Non fu facile, tuttavia, portare avanti il rito nel ‘900, tra guerre mondiali, fame, cambiamenti economici e sociali delle valli alpine: dopo la seconda guerra mondiale seguì un periodo di abbandono. Furono i più anziani a ridare, a piccole dosi, valore al carnevale anni dopo, in un momento in cui Valfloriana si trovava a fare i conti con lo spopolamento del boom industriale: «Molti emigrarono: chi all’estero, chi trasferendosi a Trento e il comune perdeva le sue anime» ricorda Giancarlo.
«Negli anni ‘70 si doveva dare una svolta: il carnevale, che fin lì non ne prevedeva la partecipazione, fu aperto finalmente anche alle donne».
Gli eventi che si susseguirono divennero cruciali per lanciare il mercato turistico: «è una festa, questa, diventata popolare e conosciuta fuori dalla valle a partire dagli anni ‘80: a livello turistico, grazie all’APT di Fiemme – afferma Giancarlo – e a livello artistico grazie al grande lavoro realizzato alla fine degli anni ‘70 dal regista perginese Renato Morelli col suo docufilm L’Albero e la maschera».
Prima era l’ex sindaco Marco Nones a organizzare l’evento: deceduto improvvisamente, dal 2000 è il Comitato Carnevale a proseguire nel compito organizzativo, oltre a occuparsi di altri eventi locali annuali.

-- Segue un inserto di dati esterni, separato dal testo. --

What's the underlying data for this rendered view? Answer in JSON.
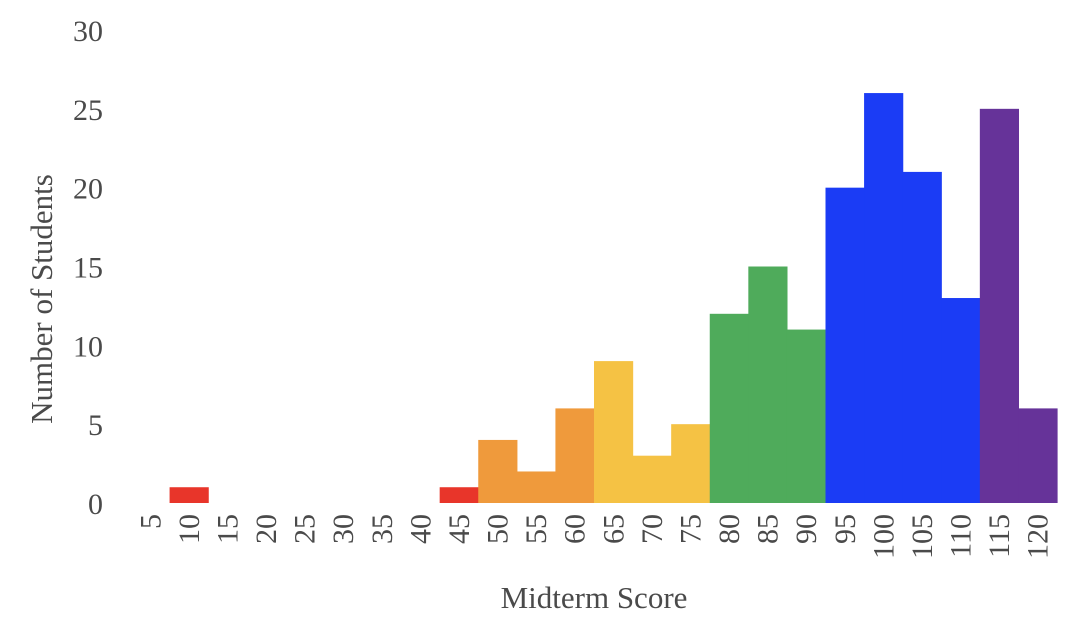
{
  "chart_data": {
    "type": "bar",
    "xlabel": "Midterm Score",
    "ylabel": "Number of Students",
    "ylim": [
      0,
      30
    ],
    "yticks": [
      "0",
      "5",
      "10",
      "15",
      "20",
      "25",
      "30"
    ],
    "grid": false,
    "categories": [
      "5",
      "10",
      "15",
      "20",
      "25",
      "30",
      "35",
      "40",
      "45",
      "50",
      "55",
      "60",
      "65",
      "70",
      "75",
      "80",
      "85",
      "90",
      "95",
      "100",
      "105",
      "110",
      "115",
      "120"
    ],
    "values": [
      0,
      1,
      0,
      0,
      0,
      0,
      0,
      0,
      1,
      4,
      2,
      6,
      9,
      3,
      5,
      12,
      15,
      11,
      20,
      26,
      21,
      13,
      25,
      6
    ],
    "bar_colors": [
      "#e8352a",
      "#e8352a",
      "#e8352a",
      "#e8352a",
      "#e8352a",
      "#e8352a",
      "#e8352a",
      "#e8352a",
      "#e8352a",
      "#ef9a3c",
      "#ef9a3c",
      "#ef9a3c",
      "#f5c244",
      "#f5c244",
      "#f5c244",
      "#4fab5b",
      "#4fab5b",
      "#4fab5b",
      "#1b3cf5",
      "#1b3cf5",
      "#1b3cf5",
      "#1b3cf5",
      "#663399",
      "#663399"
    ]
  }
}
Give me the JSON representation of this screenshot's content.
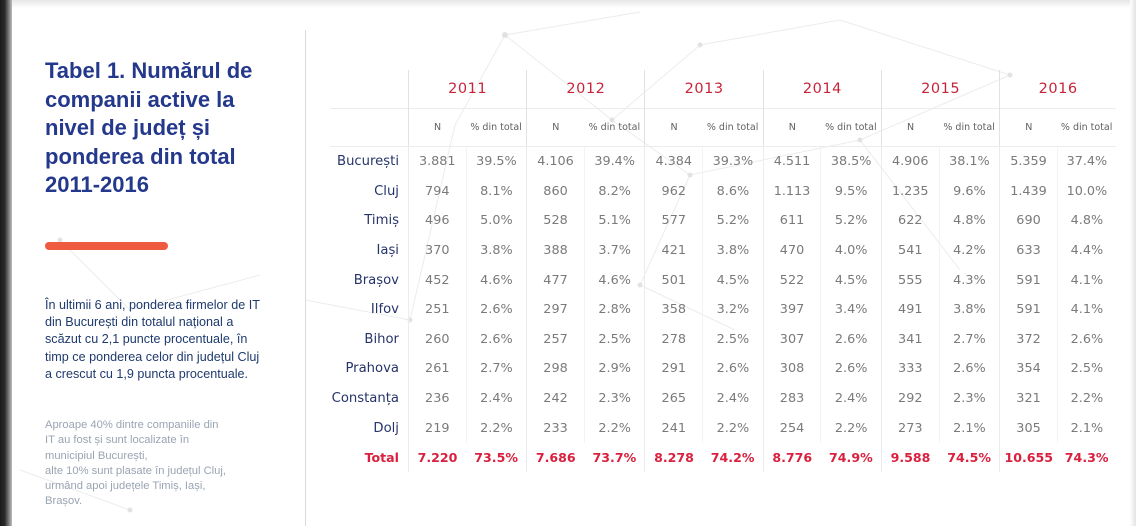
{
  "title": "Tabel 1. Numărul de companii active la nivel de județ și ponderea din total 2011-2016",
  "lead_text": "În ultimii 6 ani, ponderea firmelor de IT din București din totalul național a scăzut cu 2,1 puncte procentuale, în timp ce ponderea celor din județul Cluj a crescut cu 1,9 puncta procentuale.",
  "note_lines": [
    "Aproape 40% dintre companiile din",
    "IT au fost și sunt localizate în",
    "municipiul București,",
    "alte 10% sunt plasate în județul Cluj,",
    "urmând apoi județele Timiș, Iași,",
    "Brașov."
  ],
  "colors": {
    "title": "#24388c",
    "accent": "#ee5b41",
    "year": "#c7243a",
    "total": "#d9213f"
  },
  "table": {
    "years": [
      "2011",
      "2012",
      "2013",
      "2014",
      "2015",
      "2016"
    ],
    "sub_headers": [
      "N",
      "% din total"
    ],
    "rows": [
      {
        "region": "București",
        "values": [
          "3.881",
          "39.5%",
          "4.106",
          "39.4%",
          "4.384",
          "39.3%",
          "4.511",
          "38.5%",
          "4.906",
          "38.1%",
          "5.359",
          "37.4%"
        ]
      },
      {
        "region": "Cluj",
        "values": [
          "794",
          "8.1%",
          "860",
          "8.2%",
          "962",
          "8.6%",
          "1.113",
          "9.5%",
          "1.235",
          "9.6%",
          "1.439",
          "10.0%"
        ]
      },
      {
        "region": "Timiș",
        "values": [
          "496",
          "5.0%",
          "528",
          "5.1%",
          "577",
          "5.2%",
          "611",
          "5.2%",
          "622",
          "4.8%",
          "690",
          "4.8%"
        ]
      },
      {
        "region": "Iași",
        "values": [
          "370",
          "3.8%",
          "388",
          "3.7%",
          "421",
          "3.8%",
          "470",
          "4.0%",
          "541",
          "4.2%",
          "633",
          "4.4%"
        ]
      },
      {
        "region": "Brașov",
        "values": [
          "452",
          "4.6%",
          "477",
          "4.6%",
          "501",
          "4.5%",
          "522",
          "4.5%",
          "555",
          "4.3%",
          "591",
          "4.1%"
        ]
      },
      {
        "region": "Ilfov",
        "values": [
          "251",
          "2.6%",
          "297",
          "2.8%",
          "358",
          "3.2%",
          "397",
          "3.4%",
          "491",
          "3.8%",
          "591",
          "4.1%"
        ]
      },
      {
        "region": "Bihor",
        "values": [
          "260",
          "2.6%",
          "257",
          "2.5%",
          "278",
          "2.5%",
          "307",
          "2.6%",
          "341",
          "2.7%",
          "372",
          "2.6%"
        ]
      },
      {
        "region": "Prahova",
        "values": [
          "261",
          "2.7%",
          "298",
          "2.9%",
          "291",
          "2.6%",
          "308",
          "2.6%",
          "333",
          "2.6%",
          "354",
          "2.5%"
        ]
      },
      {
        "region": "Constanța",
        "values": [
          "236",
          "2.4%",
          "242",
          "2.3%",
          "265",
          "2.4%",
          "283",
          "2.4%",
          "292",
          "2.3%",
          "321",
          "2.2%"
        ]
      },
      {
        "region": "Dolj",
        "values": [
          "219",
          "2.2%",
          "233",
          "2.2%",
          "241",
          "2.2%",
          "254",
          "2.2%",
          "273",
          "2.1%",
          "305",
          "2.1%"
        ]
      }
    ],
    "total": {
      "label": "Total",
      "values": [
        "7.220",
        "73.5%",
        "7.686",
        "73.7%",
        "8.278",
        "74.2%",
        "8.776",
        "74.9%",
        "9.588",
        "74.5%",
        "10.655",
        "74.3%"
      ]
    }
  }
}
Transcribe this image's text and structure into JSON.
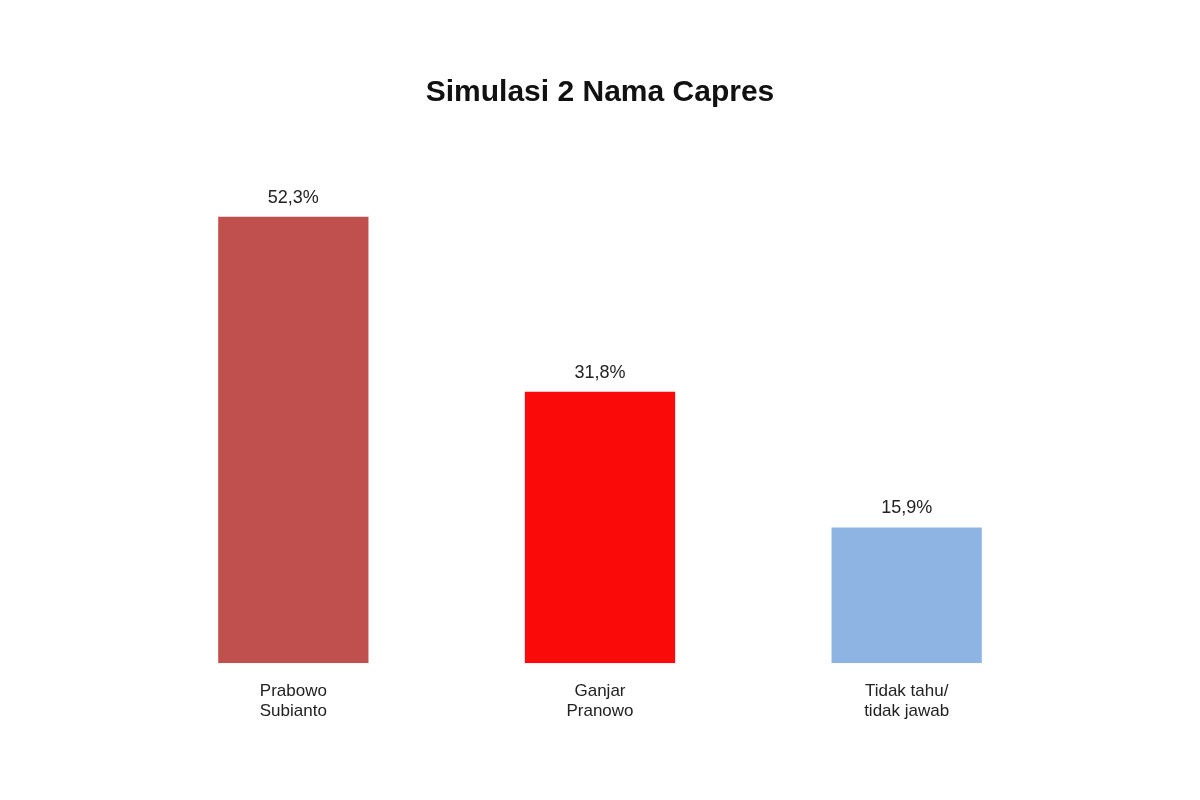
{
  "chart_data": {
    "type": "bar",
    "title": "Simulasi 2 Nama Capres",
    "categories": [
      "Prabowo Subianto",
      "Ganjar Pranowo",
      "Tidak tahu/ tidak jawab"
    ],
    "values": [
      52.3,
      31.8,
      15.9
    ],
    "colors": [
      "#c0504d",
      "#fb0a0a",
      "#8eb4e3"
    ],
    "value_labels": [
      "52,3%",
      "31,8%",
      "15,9%"
    ],
    "grid": false,
    "legend": false
  }
}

Un’occasione, questa, per i giovani locali under 30 di rimanere coesi e mantenere reciproci legami.
Poi arrivò l’interesse della Regione e la valorizzazione, odierna, anche grazie all’Euregio, rendendo i matoci maggiormente conosciuti al pubblico: «come Comitato siamo stati anche all’estero – ricorda – e abbiamo sfilato ad Amburgo, accanto ad altre maschere caratteristiche d’Europa, dai Carpazi alle Alpi».